The indictment accuses two of the defendants of helping Nicholas Bernhard win a 2010 election. Bernhard became president of Local 917 of the International Brotherhood of Teamsters, a Long Island union with 1,900 members after the other defendants, Vito Badamo and Anthony Santoro, "explicitly promoted" his election.
Bernhard has since resigned from his position after being accused of involvement with the Bonannos.
"Many mistakenly believe that the mob has disappeared entirely except if you watch HBO," said Manhattan district attorney Cyrus Vance, referring to "The Sopranos."
"But we know in fact this is not the case. Times have changed since Jimmy Hoffa disappeared, but organized crime still exerts a corrupting influence in our city."
Not all the charges are mob cliches, however. Prosecutors say the crime family ran a multi-million-dollar online sports betting site in Costa Rica. A few of the Bonannos were recorded planning the sale of hundreds of thousands of erectile dysfunction pills at $5 per pill.
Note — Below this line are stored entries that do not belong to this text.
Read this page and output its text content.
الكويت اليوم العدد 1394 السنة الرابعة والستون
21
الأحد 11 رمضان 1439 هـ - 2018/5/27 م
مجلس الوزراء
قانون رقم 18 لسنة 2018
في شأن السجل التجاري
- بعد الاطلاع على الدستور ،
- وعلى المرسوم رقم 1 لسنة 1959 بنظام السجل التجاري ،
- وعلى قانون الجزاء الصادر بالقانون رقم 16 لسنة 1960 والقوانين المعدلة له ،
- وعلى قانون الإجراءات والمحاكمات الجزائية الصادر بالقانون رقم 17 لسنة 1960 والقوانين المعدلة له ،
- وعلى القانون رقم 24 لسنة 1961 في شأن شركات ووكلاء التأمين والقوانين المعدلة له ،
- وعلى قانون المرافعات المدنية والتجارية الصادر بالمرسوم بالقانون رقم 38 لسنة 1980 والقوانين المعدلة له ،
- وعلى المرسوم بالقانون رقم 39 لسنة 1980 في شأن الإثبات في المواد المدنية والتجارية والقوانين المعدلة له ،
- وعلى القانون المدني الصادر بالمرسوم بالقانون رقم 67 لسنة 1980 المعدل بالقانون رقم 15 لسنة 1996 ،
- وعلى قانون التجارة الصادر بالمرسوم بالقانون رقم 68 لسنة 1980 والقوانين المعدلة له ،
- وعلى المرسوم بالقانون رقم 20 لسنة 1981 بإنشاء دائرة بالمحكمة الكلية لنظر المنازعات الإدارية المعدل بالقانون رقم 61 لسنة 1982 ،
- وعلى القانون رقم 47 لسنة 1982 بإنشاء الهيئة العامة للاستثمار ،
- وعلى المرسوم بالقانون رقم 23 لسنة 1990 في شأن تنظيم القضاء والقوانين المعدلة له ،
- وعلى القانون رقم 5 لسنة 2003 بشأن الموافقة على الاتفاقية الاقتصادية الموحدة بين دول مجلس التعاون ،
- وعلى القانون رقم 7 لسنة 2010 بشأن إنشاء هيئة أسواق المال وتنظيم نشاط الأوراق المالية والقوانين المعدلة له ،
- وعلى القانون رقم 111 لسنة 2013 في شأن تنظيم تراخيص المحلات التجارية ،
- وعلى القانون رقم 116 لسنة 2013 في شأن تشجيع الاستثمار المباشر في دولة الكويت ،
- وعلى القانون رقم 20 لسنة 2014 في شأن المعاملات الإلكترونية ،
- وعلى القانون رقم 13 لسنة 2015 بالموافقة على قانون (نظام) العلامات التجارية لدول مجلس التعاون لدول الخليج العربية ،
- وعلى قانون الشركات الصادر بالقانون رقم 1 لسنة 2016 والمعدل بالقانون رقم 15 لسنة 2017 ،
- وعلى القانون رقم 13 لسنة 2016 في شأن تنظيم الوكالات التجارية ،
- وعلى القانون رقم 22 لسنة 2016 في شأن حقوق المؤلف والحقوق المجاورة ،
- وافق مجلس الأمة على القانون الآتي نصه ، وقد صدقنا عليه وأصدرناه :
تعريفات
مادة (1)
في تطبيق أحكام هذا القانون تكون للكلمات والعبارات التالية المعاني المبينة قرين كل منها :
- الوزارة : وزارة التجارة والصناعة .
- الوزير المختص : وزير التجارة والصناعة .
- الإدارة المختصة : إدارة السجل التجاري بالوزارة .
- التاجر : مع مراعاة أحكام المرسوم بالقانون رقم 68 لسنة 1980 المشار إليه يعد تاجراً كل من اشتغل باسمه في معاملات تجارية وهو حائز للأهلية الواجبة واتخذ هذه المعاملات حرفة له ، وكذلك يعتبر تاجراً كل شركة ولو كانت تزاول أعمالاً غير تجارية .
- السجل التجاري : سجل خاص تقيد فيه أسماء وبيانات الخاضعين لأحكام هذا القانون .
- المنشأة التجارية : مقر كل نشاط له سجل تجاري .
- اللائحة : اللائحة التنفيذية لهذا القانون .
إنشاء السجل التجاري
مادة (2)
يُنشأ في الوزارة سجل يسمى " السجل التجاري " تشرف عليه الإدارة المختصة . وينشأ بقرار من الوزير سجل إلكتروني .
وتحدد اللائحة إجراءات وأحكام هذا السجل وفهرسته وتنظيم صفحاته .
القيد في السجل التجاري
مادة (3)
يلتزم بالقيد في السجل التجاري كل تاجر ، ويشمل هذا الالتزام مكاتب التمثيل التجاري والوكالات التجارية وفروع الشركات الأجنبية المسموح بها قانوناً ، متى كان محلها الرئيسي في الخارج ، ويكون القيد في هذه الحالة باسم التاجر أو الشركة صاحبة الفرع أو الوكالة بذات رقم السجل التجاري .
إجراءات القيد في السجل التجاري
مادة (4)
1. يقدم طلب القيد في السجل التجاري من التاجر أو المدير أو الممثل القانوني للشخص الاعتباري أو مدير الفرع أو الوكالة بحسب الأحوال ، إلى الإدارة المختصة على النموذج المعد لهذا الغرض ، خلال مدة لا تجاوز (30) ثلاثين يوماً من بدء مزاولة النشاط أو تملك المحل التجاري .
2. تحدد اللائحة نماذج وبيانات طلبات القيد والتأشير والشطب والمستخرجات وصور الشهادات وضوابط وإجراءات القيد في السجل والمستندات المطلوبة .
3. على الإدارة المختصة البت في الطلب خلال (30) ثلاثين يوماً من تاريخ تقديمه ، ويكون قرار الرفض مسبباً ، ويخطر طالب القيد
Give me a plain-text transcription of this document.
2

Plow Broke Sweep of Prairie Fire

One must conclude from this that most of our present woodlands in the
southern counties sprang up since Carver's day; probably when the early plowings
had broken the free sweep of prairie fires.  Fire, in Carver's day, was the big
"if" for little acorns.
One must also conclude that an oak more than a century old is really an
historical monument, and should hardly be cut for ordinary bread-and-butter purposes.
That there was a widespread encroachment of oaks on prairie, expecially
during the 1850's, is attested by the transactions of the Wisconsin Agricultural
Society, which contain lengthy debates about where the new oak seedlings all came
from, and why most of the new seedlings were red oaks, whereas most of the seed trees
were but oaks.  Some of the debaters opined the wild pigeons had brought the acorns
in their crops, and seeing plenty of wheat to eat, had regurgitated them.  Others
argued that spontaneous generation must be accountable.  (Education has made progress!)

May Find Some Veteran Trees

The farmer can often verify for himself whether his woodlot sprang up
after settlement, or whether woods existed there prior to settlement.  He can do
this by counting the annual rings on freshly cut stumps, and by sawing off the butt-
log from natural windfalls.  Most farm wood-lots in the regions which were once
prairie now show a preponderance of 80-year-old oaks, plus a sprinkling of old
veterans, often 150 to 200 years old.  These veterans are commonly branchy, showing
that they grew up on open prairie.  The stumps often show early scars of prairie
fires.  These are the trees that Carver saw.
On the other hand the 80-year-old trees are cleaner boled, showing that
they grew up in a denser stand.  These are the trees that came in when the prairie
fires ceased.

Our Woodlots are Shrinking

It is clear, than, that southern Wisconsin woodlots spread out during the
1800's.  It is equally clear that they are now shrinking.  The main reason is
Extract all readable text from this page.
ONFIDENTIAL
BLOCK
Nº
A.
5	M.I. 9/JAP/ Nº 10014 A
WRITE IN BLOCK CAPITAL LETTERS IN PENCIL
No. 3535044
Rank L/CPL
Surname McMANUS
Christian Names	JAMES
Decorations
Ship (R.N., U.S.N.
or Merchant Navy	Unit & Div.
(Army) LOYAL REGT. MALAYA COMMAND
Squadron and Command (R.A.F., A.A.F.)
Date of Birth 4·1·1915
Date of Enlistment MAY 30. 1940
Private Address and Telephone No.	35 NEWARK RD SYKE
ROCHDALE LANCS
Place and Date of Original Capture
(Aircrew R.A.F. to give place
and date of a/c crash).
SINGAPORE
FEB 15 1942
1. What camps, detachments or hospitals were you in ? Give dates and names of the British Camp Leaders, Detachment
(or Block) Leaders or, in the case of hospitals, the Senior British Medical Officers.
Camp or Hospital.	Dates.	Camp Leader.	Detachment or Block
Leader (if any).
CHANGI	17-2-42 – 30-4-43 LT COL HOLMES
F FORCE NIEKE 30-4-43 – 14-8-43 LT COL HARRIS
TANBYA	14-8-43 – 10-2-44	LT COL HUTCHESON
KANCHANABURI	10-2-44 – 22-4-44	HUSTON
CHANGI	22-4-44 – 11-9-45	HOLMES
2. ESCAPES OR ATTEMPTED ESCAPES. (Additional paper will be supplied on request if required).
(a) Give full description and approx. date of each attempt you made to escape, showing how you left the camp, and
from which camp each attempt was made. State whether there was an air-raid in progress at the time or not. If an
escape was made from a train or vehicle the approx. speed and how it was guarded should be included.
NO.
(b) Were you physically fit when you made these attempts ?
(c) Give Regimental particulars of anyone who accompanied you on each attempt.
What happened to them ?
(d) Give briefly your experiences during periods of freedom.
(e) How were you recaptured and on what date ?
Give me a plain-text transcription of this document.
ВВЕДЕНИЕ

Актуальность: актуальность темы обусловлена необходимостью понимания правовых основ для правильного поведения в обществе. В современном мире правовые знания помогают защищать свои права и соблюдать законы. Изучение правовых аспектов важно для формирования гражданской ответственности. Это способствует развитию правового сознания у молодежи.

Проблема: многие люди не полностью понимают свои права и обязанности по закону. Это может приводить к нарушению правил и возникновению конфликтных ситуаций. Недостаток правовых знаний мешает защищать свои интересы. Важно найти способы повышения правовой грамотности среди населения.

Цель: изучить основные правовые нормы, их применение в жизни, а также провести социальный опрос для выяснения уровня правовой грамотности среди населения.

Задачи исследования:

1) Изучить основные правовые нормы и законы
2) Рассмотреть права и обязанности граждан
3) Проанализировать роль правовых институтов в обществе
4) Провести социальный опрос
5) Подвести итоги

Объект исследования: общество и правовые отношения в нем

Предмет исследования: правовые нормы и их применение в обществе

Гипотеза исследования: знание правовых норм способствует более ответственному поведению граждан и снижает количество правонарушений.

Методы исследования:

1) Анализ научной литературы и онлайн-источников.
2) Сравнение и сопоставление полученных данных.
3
Seven of the accused men were arraigned at State Supreme Court in Manhattan.
Several of the men commented about the wives and mothers of news photographers on the way into the courtroom. Once inside, the tattooed men laughed and elbowed each other and smiled at family members that came to see the trial.
Each of the seven pleaded not guilty, but Justice Melissa Jackson ordered three of the men to be held without bail. Jackson set bail for the others, the highest being for Bernhard -- $500,000.
Search warrants from 2012 show police seized 10 pounds of marijuana and seven firearms at the home of Nicholas Santora, known as "Nicky Mouth." Lawyers for the defendants said that they had been aware of the investigation, as each of their houses was searched.